Momentum for conservation and energy-efficiency efforts is gaining speed in Steamboat. Several community groups hosted this week's sustainability-themed Economic Summit 2007, which brought a cavalry of environmental experts and vendors of "green" products to the Steamboat Grand Resort Hotel.

The green movement is hitting home for Malia, who witnessed the birth of his son April 22 - Earth Day.

"It was quite a coincidence," Malia said with a smile.

Malia declined to say whether he would pursue the coordinator position, should it become available.

Several Colorado municipalities already employ a sustainability coordinator or someone with a similar role. The city of Boulder has four sustainability coordinators, one each for transportation, commercial and industrial, residential and climate-related programs.

Malia hopes Steamboat will start with just one.
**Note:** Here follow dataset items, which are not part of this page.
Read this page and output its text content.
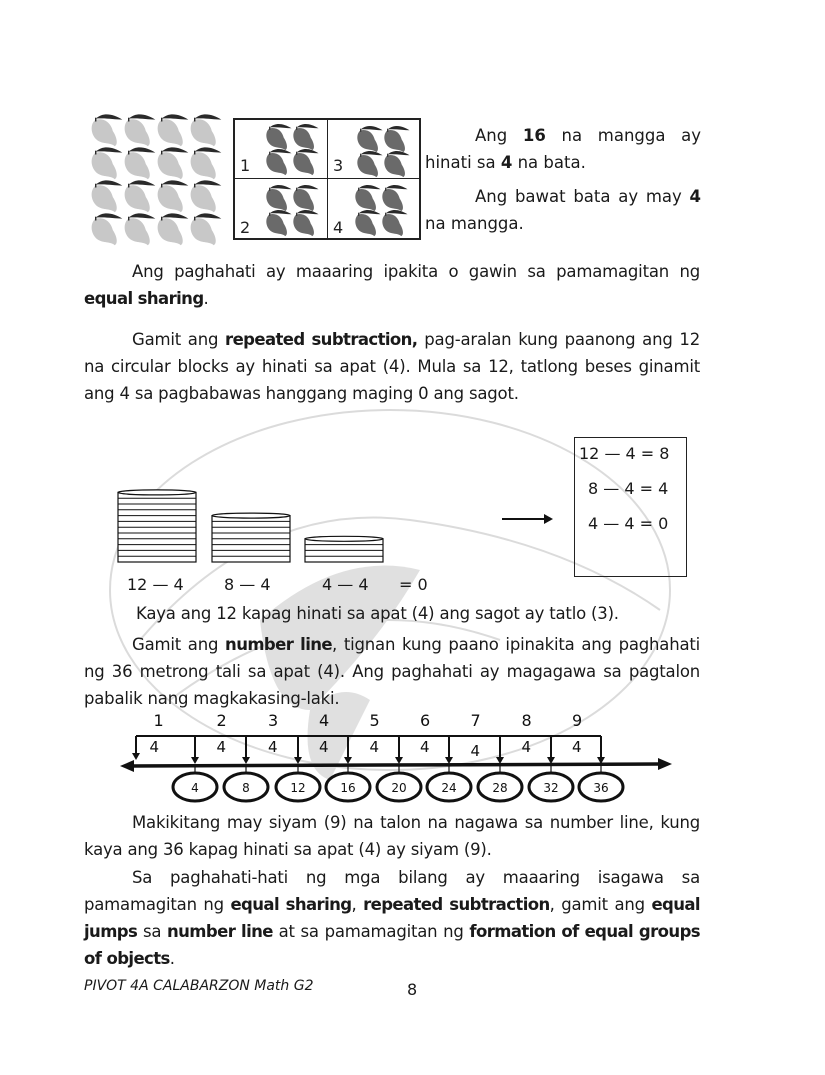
1	3
2	4
Ang 16 na mangga ay hinati sa 4 na bata.
Ang bawat bata ay may 4 na mangga.
Ang paghahati ay maaaring ipakita o gawin sa pamamagitan ng equal sharing.
Gamit ang repeated subtraction, pag-aralan kung paanong ang 12 na circular blocks ay hinati sa apat (4). Mula sa 12, tatlong beses ginamit ang 4 sa pagbabawas hanggang maging 0 ang sagot.
12 — 4	8 — 4	4 — 4 = 0
12 — 4 = 8
8 — 4 = 4
4 — 4 = 0
Kaya ang 12 kapag hinati sa apat (4) ang sagot ay tatlo (3).
Gamit ang number line, tignan kung paano ipinakita ang paghahati ng 36 metrong tali sa apat (4). Ang paghahati ay magagawa sa pagtalon pabalik nang magkakasing-laki.
1	2	3	4	5	6	7	8	9
4	4	4	4	4	4	4	4	4
4	8	12	16	20	24	28	32	36
Makikitang may siyam (9) na talon na nagawa sa number line, kung kaya ang 36 kapag hinati sa apat (4) ay siyam (9).
Sa paghahati-hati ng mga bilang ay maaaring isagawa sa pamamagitan ng equal sharing, repeated subtraction, gamit ang equal jumps sa number line at sa pamamagitan ng formation of equal groups of objects.
PIVOT 4A CALABARZON Math G2	8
"There is a widely held feeling that our community is at risk economically, environmentally and socially," reads the request prepared by Malia and DuBord. "Rampant local growth, the acceptance of climate change and the challenges it presents along with the uncertainty of future energy markets have created a ground swelling of interest toward preserving the community and our natural surroundings we currently cherish."
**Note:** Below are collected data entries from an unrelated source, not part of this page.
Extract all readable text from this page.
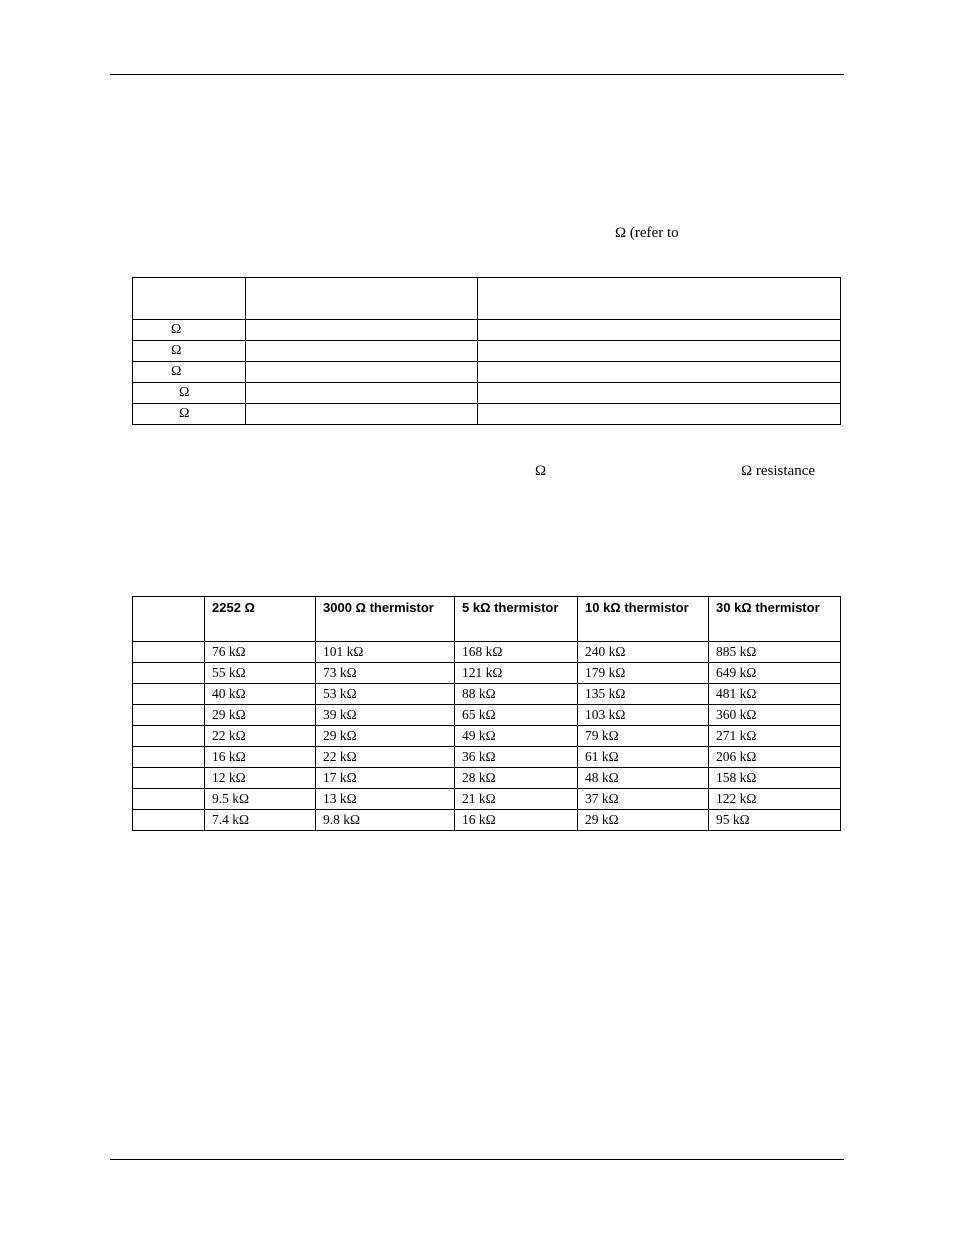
Ω (refer to

Ω		
Ω		
Ω		
Ω		
Ω		
Ω	Ω resistance
	2252 Ω	3000 Ω thermistor	5 kΩ thermistor	10 kΩ thermistor	30 kΩ thermistor
	76 kΩ	101 kΩ	168 kΩ	240 kΩ	885 kΩ
	55 kΩ	73 kΩ	121 kΩ	179 kΩ	649 kΩ
	40 kΩ	53 kΩ	88 kΩ	135 kΩ	481 kΩ
	29 kΩ	39 kΩ	65 kΩ	103 kΩ	360 kΩ
	22 kΩ	29 kΩ	49 kΩ	79 kΩ	271 kΩ
	16 kΩ	22 kΩ	36 kΩ	61 kΩ	206 kΩ
	12 kΩ	17 kΩ	28 kΩ	48 kΩ	158 kΩ
	9.5 kΩ	13 kΩ	21 kΩ	37 kΩ	122 kΩ
	7.4 kΩ	9.8 kΩ	16 kΩ	29 kΩ	95 kΩ
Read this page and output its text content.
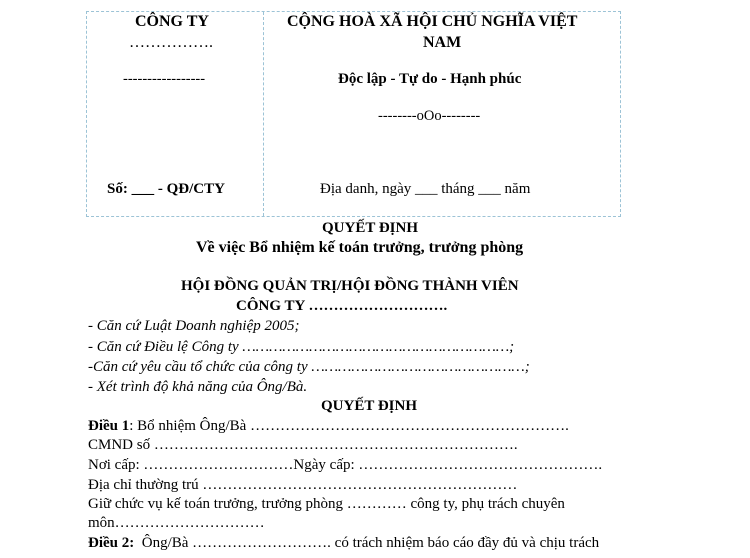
CÔNG TY
…………….
-----------------
Số: ___ - QĐ/CTY
CỘNG HOÀ XÃ HỘI CHỦ NGHĨA VIỆT
NAM
Độc lập - Tự do - Hạnh phúc
--------oOo--------
Địa danh, ngày ___ tháng ___ năm
QUYẾT ĐỊNH
Về việc Bổ nhiệm kế toán trưởng, trưởng phòng
HỘI ĐỒNG QUẢN TRỊ/HỘI ĐỒNG THÀNH VIÊN
CÔNG TY ……………………….
- Căn cứ Luật Doanh nghiệp 2005;
- Căn cứ Điều lệ Công ty ……………………………………………………;
-Căn cứ yêu cầu tổ chức của công ty …………………………………………;
- Xét trình độ khả năng của Ông/Bà.
QUYẾT ĐỊNH
Điều 1: Bổ nhiệm Ông/Bà ……………………………………………………….
CMND số ……………………………………………………………….
Nơi cấp: …………………………Ngày cấp: ………………………………………….
Địa chỉ thường trú ………………………………………………………
Giữ chức vụ kế toán trưởng, trưởng phòng ………… công ty, phụ trách chuyên
môn…………………………
Điều 2: Ông/Bà ………………………. có trách nhiệm báo cáo đầy đủ và chịu trách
The city recently took a significant step outlined in the Management Plan.

Monday will be the first day at work for Steamboat's new facilities manager, Bob Robichaud. A Steamboat resident, Robichaud previously worked as director of facilities for Colorado Mountain College, the U.S. Coast Guard in Baltimore and at two colleges in Boston.

Hiring a staff person to improve the efficiency and maintenance of city facilities is a need identified by the Green Team.

"He has a lot of experience in energy management, environmental compliance, capital improvements and energy-efficient design," DuBord said of Robichaud. "We're excited, and very, very happy to have him."

Comments

beentheredonethat 7 years, 4 months ago

sbvor. I agree 100% with your comments. You mean to tell me that the current city employees can't be directed by city council (if that is what the community wants) to make "green" decisions without having to waste $80'000 on a new position?! If City Council approves this idea all hell will break loose around them. It is time each Steamboat citizen begins to shout out loud: "This is MY money you are dealing with. Stop wasting it!"